I finished Beatnik in Santa Margherita, a little town by the sea way out west. Late at night, I dunked it in the kitchen sink, and hung it on the radiator, as there was no other way a great, thick thing like that was ever going to dry otherwise. The radiator branded a ridge across the neckband where I wedged it in place. I took some awkward selfies on a day too warm to wear it.

I dug the sweater. It's the kind of sweater that, even though you’re on the road alone and far from home with only five Euros and three stitch-markers in your pocket, will wrap itself around you, and make you warm: wool-warm and red-happy.

Monday, 4 October 2010

On the road again


I am heading off for a very brief spell in Genoa to do some much needed research. People often express envy that my PhD demands trips to Italy, but I tend to get unduly stressed out about these visits. I find research a rather lonely business at the best of times, and this anxiety is amplified when in an unfamiliar place where I am compelled to communicate in my second language. 

One thing that I do enjoy about the process, though, is the long stretches of knitting time it affords, while in transit, and as a substitute for social contact *self-pitying sniff*. This time I shall be turning the above purple perfection into Elphaba (pattern here on Ravelry, beautiful project photo here), a lightweight pullover inspired by the so-called Wicked Witch of the West... that might be why I said I was going for a spell in Genoa. Ahem. If I ever started dyeing yarn (which, incidentally, I have been thinking of experimenting with), one of my colours would definitely be 'Bad Pun Blush'. 

Friday, 2 April 2010

'I have heard the mermaids singing, each to each'


Sometimes I think I spend longer dreaming about what to knit while travelling than I do actually travelling. I shall be spending about nine hours on trains over the next few days (I'm grateful that there will be any trains for me to take - I didn't think I was going to make it home this holiday with the possible strike), and so for most of today my thoughts flitted from wherever they were supposed to be focussed to prospective knittish ways to fill this time.

When I really start thinking about matching yarns and patterns, it can become quite an involved imaginative voyage. I had previously seen the green of the yarn above as summer shoots and juicy grass, but suddenly it transformed before my eyes from leaves under the sun to fronds under the water, and I knew I wanted to make a Laminaria. Lots of knitters seem to endow yarn with the faculty for reason ('it hasn't decided what it wants to be yet'), which seems ridiculous until you experience that moment of epiphany, when a clear decision emerges as if by magic from a mire of uncertainty. This one was accompanied by mermaids swimming through the underwater kingdom I was about to create, much like this old Levis advert, but with more knitting.

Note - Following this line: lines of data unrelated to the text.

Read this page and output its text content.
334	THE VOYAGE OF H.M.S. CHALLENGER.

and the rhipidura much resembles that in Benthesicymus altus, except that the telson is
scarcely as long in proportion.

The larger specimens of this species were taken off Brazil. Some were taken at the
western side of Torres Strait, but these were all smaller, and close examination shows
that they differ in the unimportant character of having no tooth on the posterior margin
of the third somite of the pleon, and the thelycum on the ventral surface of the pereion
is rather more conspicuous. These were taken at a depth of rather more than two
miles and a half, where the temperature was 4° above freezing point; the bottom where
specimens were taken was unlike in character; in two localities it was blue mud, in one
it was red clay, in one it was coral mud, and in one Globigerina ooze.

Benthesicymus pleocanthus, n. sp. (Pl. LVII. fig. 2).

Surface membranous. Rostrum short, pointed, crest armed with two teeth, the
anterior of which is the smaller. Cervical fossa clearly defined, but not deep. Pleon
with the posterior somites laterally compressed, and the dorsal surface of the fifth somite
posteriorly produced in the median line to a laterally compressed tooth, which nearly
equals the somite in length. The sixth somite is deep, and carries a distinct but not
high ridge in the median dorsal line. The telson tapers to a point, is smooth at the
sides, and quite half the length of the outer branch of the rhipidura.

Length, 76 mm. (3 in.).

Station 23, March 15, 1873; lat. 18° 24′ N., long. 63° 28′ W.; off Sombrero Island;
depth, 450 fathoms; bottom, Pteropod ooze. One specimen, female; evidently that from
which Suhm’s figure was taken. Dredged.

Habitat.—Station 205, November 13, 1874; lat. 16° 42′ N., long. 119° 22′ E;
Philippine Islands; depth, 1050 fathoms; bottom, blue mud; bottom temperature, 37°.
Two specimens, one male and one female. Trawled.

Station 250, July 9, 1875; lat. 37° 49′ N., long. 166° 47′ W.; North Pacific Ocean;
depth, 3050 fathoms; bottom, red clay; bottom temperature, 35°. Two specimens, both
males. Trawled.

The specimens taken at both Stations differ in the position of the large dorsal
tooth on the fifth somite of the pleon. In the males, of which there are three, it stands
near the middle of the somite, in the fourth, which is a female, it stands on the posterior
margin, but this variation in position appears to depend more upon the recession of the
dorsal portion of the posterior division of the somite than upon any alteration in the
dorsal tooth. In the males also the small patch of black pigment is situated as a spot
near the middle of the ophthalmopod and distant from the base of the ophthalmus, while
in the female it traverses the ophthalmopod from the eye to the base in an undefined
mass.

What's that? You want another gratuitous swift-in-motion shot? Oh, ok, if you insist. 



Ah Jonathan...

Thursday, 27 August 2009

Train in Vain

The journey time between Edinburgh and Cambridge is about four and a half hours; I'm sure I spend longer than that every time pondering what to knit on the train. I had thought I would start this, in this superwash merino which sprung into my hands the last time I was in the K1 Cave of Temptation, thus ending my long quest for a black cardigan.

I've been having some trouble getting gauge, though, so I think instead I might make this with all my leftover yarn from Broderie.

Thanks to my charming friend at the Book Festival, I did briefly consider not knitting at all, and just reading a real, paper book. But, really, the lacunae in my shawlette collection are too serious not to address.